The irony of saying that to a man whose books are on best-seller lists, and whose public appearances in Australia quickly sold out, with hundreds turned away disappointed, was not lost on the audience. And Bill was in hot demand from ABC, local and community radio, and the Guardian Australia. But they don’t have the influence on Australia’s political debate that you have.
Yes, this is where we come to the vexed question of influence vs reporting.

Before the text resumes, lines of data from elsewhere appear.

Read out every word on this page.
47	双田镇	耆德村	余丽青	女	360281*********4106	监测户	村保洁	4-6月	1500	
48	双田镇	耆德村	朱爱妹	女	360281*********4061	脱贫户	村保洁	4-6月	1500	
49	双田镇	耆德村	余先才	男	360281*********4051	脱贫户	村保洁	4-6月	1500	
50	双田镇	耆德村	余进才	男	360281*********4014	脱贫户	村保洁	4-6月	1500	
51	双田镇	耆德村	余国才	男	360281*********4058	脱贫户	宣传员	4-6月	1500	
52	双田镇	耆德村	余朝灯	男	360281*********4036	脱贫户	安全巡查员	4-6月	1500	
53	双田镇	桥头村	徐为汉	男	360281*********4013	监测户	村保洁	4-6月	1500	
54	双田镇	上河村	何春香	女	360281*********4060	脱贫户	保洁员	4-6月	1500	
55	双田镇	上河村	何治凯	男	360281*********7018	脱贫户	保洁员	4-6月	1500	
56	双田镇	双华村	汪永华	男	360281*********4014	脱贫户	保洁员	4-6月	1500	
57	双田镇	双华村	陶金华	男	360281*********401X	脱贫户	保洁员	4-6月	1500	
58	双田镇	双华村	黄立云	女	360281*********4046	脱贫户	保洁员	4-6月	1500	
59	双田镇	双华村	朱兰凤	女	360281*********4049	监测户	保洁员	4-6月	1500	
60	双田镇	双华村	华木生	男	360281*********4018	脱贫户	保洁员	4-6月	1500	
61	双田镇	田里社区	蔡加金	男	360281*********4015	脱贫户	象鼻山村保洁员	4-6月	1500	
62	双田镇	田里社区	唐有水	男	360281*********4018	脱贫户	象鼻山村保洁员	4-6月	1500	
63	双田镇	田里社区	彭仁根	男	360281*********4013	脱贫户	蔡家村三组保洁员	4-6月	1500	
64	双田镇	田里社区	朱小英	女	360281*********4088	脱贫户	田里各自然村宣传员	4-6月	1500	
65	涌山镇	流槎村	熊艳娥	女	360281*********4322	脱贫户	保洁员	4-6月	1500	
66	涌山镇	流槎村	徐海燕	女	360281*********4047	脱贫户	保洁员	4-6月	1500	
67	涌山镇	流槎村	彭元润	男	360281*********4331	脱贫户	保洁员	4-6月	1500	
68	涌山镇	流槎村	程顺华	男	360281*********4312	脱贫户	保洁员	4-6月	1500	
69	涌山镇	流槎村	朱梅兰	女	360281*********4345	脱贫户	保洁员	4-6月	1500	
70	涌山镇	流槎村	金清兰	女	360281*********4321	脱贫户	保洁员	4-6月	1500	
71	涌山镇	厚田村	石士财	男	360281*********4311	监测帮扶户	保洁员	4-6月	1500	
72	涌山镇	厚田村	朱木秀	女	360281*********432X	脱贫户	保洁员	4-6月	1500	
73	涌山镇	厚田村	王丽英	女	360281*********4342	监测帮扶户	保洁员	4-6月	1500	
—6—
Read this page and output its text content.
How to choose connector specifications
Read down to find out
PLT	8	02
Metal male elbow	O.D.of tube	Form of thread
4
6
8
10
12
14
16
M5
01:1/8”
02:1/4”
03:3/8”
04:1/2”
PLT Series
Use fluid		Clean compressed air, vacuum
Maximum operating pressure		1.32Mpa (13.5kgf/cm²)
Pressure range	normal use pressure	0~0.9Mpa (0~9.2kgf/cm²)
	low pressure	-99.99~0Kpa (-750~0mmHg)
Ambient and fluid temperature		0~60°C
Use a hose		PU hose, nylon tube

No, don’t stop reading now, and please don’t get defensive. Many of you like to insist that you only report facts, you don’t influence debates. But consider for a minute Fairfax commissioning and publishing a seat by seat Rudd vs Gillard poll on Sunday complete with the beyond irony line, “The poll is almost certain to fuel further leadership speculation”. The stories you choose to file, and the ones you choose to bin, the polls you commission, the spokespeople you interview and those you ignore – all these add up to a huge influence on the way Australians see our politics. Let’s face it, they influence the way Australian politicians see our politics.
The influence vs reporting question was highly relevant to me when I was amongst you daily working for Christine Milne. I was on numerous occasions told by many of you that your editors or producers had instructed you to leave the Greens out of stories. You will deny that to each other just as Rudd backers will publicly deny being the source of leaks and speculation. But you know it’s true. And you know that, after Senator Milne’s ascent to the leadership, that policy tightened. Media outlets predicting that Milne would be lower profile than Brown actively shut Milne out of the news, creating that lower profile and fulfilling their own prophecy. You report a lot less of Christine Milne and the party’s vote tails off a little.
[As an aside, it’s worth noting the old chestnut ‘balance’. Balancing climate science with denial, environmentalists with coal industry lobbyists, is like suggesting that every story about political corruption should be ‘balanced’ with voices saying there’s no proof corruption is bad: “These guys are only trying to make a living”. It is devastating to public debate that journalists who understand that climate change is a huge story and seek to write on it regularly are shunned, treated as partisan, have their independence questioned, lose their jobs. Think Graham Readfearn, Rosslyn Beeby, Giles Parkinson, Paddy Manning. Meanwhile, journalists who wear their anti-science prejudice on their sleeves are celebrated as independent and balanced.]
As I conclude, I want to repeat that I write this from a position of understanding, respect and hope. What you in the Parliamentary Press Gallery are doing when you make your choices is no different from what the vast bulk of humanity do facing the climate crisis. Far from being deliberately destructive, it is a natural human tendency to focus on the short term and the highly visible, and to stick with the pack. It is hard to break away from that.
But you are different. You are powerful and influential. That is particularly the case given your position of leadership in journalism as the privileged few who inhabit Parliament House. Though you publicly deny it, you shape the world as we see it. If you choose not to report frequently and in detail on the vast array of political stories about the single greatest threat to our future, you ensure that it remains a marginalised issue, peripheral to politics, until it may be too late and we squander our children’s entire inheritance – this beautiful planet – in the name of a quick buck.
This is the choice you face. All I can do is leave it in your hands.